The reality is it starts looking like this, you started having these data links and data warehouses. Again, this is conceptual, all the engineers can come ask me about it later. All this allows us to start doing things like this, which is really exciting. The Enterprise thesis was on stage saying that when you're starting out, data isn't important, it's absolutely true. Run your business to get to that next stage. A lot of the Enterprise clients make their decisions only based on the data they can do because they've reached sort of that spot in the experience and being able to do that is absolutely incredible. So what ends up happening is we get back to this instead of having just a few things to integrate by the time you're done with the conversation. Who wants to manage that? None of us do.

It's up to us to convince the SaaS world that they have to be compatible with Open Source. For them to expand their market, this is important for them to expand their market. They have to come to us in the Open Source world because we will have the rest of the customer experience besides the very vertical slice that they have.

So this is leading to a new opportunity. Some of the things that we're actively right now talking with our clients about are these data lakes. How do you take, symbolized by the colors, separate SaaS sources, bring it into a data lake where you own all your data, all your information. You can imagine some of these clients who they are from my slides earlier and then parse it back out for use outside of that system. They want to own their own data, just like the consumer does. They have the luxury of being able to spend the money to start having these conversations. And it's amazing.
So back to this, we are looking at these moments and these times where we're seeing that covered that middle area in the and the hub there. How do we make that intelligent data warehouse? How do we bring that there and then pass that? How do we start sharing that data within the Enterprise?

Open Source can do that better than anything else. Again done right. All sorts of caveats. We are the only community of technology that can actually bring this stuff together. That will allow us to be sort of the center of the conversation when it comes to bringing these applications together if we do this right? But we have to band together as an Open Source community, like we have in the past, to say we can be the future of technology in the Enterprise.

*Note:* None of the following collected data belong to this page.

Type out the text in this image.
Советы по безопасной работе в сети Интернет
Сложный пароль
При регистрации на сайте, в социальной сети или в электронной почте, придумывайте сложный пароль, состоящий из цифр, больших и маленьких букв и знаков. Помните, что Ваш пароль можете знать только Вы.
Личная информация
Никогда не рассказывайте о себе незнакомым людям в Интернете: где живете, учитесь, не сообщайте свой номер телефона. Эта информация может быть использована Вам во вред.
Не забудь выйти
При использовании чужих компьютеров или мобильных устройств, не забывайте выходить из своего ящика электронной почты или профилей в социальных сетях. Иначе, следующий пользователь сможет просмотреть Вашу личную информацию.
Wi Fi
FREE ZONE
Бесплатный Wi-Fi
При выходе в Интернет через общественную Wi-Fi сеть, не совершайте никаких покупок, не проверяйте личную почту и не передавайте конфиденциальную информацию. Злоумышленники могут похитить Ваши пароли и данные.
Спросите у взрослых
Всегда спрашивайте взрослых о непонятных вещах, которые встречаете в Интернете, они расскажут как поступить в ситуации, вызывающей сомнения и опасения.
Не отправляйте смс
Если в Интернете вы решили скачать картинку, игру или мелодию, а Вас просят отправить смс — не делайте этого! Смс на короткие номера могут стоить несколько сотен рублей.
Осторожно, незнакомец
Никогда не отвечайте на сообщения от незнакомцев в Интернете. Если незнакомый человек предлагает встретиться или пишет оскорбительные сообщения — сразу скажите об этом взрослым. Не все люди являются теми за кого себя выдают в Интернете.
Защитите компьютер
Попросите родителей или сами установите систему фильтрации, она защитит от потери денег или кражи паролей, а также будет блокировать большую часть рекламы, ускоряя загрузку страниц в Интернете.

We can be the answer for big brands, why? Because then we can truly create this omni channel experience. We can truly manage the data for our clients. We can truly bring these things together. And what does that end up doing? Well that brings us to the point where we're going to hit the other end of the bell curve.
It's getting easier and easier as we unify these experiences. As we say, we want APIs. To other systems so that we can bring a unified workflow to the experience of the marketing team. It starts to go down today, we are solidly right here in the digital experience platform and we are solidly moving towards a fully modular DXP, the truly composable solution, because we are bringing down the level of difficulty for marketing teams to manage more.

But to do that as a community, we're going to have to work together to actually bring down the overhead of making unified work flows. Everybody here, who is in design, knows about atomic design? In graphical design? We have to apply that to UI and UX at a technical level.

So imagine if we had a technical standard around atomic UX design so that we had a common set of, I'm going to use the word hooks, filters that did this? Well that gets us solidly on the road of possibilities in the future. Now I grew up with the term brick and mortar. I'm just finding out the newest thing is Phygital. I think it's awesome. So where do we get to the future? How do we do this?

The answer, my friends is this community. The answer is pushing Open Source into the Enterprise because it benefits everybody, including medium business, small business and the individual contributors to the individual projects. Even down to the blog level.
I hope this has been something of an eye opener. I hope you've seen something new and interesting. Thank you so much for your time and anything I can do to answer some questions.